Gita the Cook stands, too. “Joyce, as you know, I am Hindu. We believe that each human has her own duty to do good over her lifetime. Please, Kirk sit in your seat and think of the good you do with your wife at your church. We on this trip have our own ways of thinking and believing. But thank you for sharing yours.” Kirk and Ernest both look down. Ernest whispers to Bella and they exit towards the bar car while Kirk returns to his seat near the back of the coach, switching places with Joyce so he is by the window. Joyce puts her arm around Kirk and gives him a few gentle pats.
Sandra
THE SENATOR’S DAUGHTER SPEAKS
Sandra stands up just as Linda the Humanitarian Worker and Alice the Widow slip back into the coach after their mother/daughter reunion. Alice stops briefly to gather her possessions and follows Linda back to her seat across from John and his wife. “What Kirk said about today’s generation, like, not being as good as kids in his generation is just not true. In the Fifth Century BCE, Socrates accused the younger generation of having bad manners, of disrespecting authority and their elders, and of being argumentative, among other criticisms. Kirk would probably have leveled those same charges if he had been more specific in his condemnation of today’s youth—certainly a case of as much as things change, they remain the same. The world I grew up in is very different from, like, the world today’s adults grew up in. Like, I grew up with highly orchestrated play dates instead of riding my bike around the neighborhood and playing outside until supper time. Part of the problem is with two-career families, where both parents work all day so kids are sent to daycare.” Senator Pam looks up from her laptop.
Blanche the Lawyer says, “As you said, Sandra, the world has changed. People today have different priorities in life. In some households, both parents work because they have fulfilling careers. In some households, both parents work out of economic necessity. Not every parent has a choice of whether to work or stay home with the kids.
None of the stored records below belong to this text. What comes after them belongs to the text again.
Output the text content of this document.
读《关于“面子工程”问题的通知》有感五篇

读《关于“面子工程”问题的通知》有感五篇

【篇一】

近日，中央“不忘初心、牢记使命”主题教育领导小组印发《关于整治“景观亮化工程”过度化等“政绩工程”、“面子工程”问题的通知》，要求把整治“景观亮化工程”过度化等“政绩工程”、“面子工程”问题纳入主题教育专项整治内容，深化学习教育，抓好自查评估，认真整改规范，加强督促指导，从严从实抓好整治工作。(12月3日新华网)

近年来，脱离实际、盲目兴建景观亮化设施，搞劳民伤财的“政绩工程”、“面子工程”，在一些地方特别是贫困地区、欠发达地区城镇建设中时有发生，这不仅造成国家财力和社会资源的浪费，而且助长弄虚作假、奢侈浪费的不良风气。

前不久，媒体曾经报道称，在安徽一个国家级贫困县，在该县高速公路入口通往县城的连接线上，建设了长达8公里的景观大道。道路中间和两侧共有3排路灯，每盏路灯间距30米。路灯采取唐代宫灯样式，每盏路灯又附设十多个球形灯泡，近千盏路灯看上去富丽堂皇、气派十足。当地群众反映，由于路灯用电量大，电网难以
I’ve seen all kinds of custody arrangements that spring from unpleasant necessities in my practice.”
“True enough,” says Sandra. “But parents of today’s generation have made their children feel entitled. Many parents, like, give their kids anything they ask for, phones, clothes, cars, whatever. Bad actions have no consequences. Look at that kid in Texas whose mom helped him escape to Mexico after he drove drunk and killed all those people.”
“Yes, the aff
luenza guy. Imagine it being a disease to grow up privileged with no sense of moral responsibility,” says Linda the Humanitarian Worker.
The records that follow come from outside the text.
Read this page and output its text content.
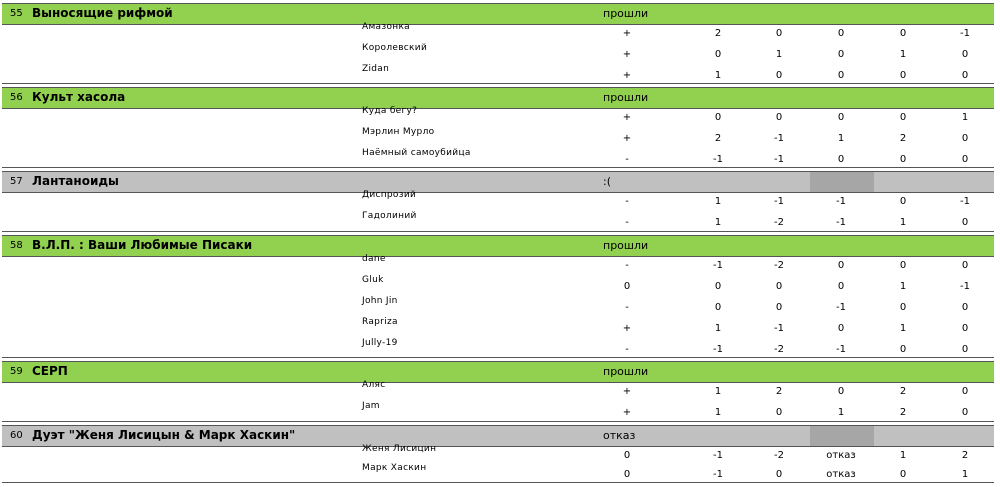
55 Выносящие рифмой	прошли
Амазонка
+	2	0	0	0	-1
Королевский
+	0	1	0	1	0
Zidan
+	1	0	0	0	0
56 Культ хасола	прошли
Куда бегу?
+	0	0	0	0	1
Мэрлин Мурло
+	2	-1	1	2	0
Наёмный самоубийца
-	-1	-1	0	0	0
57 Лантаноиды	:(
Диспрозий
-	1	-1	-1	0	-1
Гадолиний
-	1	-2	-1	1	0
58 В.Л.П. : Ваши Любимые Писаки	прошли
dane
-	-1	-2	0	0	0
Gluk
0	0	0	0	1	-1
John Jin
-	0	0	-1	0	0
Rapriza
+	1	-1	0	1	0
Jully-19
-	-1	-2	-1	0	0
59 СЕРП	прошли
Аляс
+	1	2	0	2	0
Jam
+	1	0	1	2	0
60 Дуэт "Женя Лисицын & Марк Хаскин"	отказ
Женя Лисицин
0	-1	-2	отказ	1	2
Марк Хаскин
0	-1	0	отказ	0	1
“Like, many of us have not been taught personal responsibility. Mom or Dad will cover up any bad behavior, pay for the damages, so how are we supposed to learn to cope with the world? This generation is facing its own challenges, chasing its own dreams.” Sandra tugs on her cover-up. Rose the Waitress emits a snore and mumbles something. Rene/e reenters and takes the seat next to Jack the Immigrant Merchant.
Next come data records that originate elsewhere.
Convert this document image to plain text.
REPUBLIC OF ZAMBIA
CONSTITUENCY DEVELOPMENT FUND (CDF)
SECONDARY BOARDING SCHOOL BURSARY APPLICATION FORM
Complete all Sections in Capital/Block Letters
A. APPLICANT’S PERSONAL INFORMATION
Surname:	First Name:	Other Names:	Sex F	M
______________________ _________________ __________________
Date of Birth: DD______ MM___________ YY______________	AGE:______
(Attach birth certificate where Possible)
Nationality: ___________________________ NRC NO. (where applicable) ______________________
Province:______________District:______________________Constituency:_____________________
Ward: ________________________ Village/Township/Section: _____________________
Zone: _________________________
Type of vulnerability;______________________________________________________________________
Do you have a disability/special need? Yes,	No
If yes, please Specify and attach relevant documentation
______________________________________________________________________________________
“Think of the positive changes for today’s generation, though,” says Sean the Deacon, giving Hubert the Bishop a sideways glance. “Even if they can’t ride their bikes until supper time, kids today are safer regarding sexual predation.”
“Yes, but also think of the challenges kids face with drugs. The opioid crisis is, like, out of control. When LSD proved problematic in the 1960s, the problem was addressed fairly quickly. Not much effectively has been done to address the opioid crisis. My friends are dropping like flies from overdoses.” Senator Pam closes her laptop, puts up her tray table, and stows her laptop in the seatback pocket.
“Maybe the problem with LSD was addressed, but other drugs filled in the void—heroin, cocaine. Look at the talented people who have ODed—Marilyn Monroe, Janis Joplin, John Belushi, and countless others,” says Franklin the Real Estate Magnate.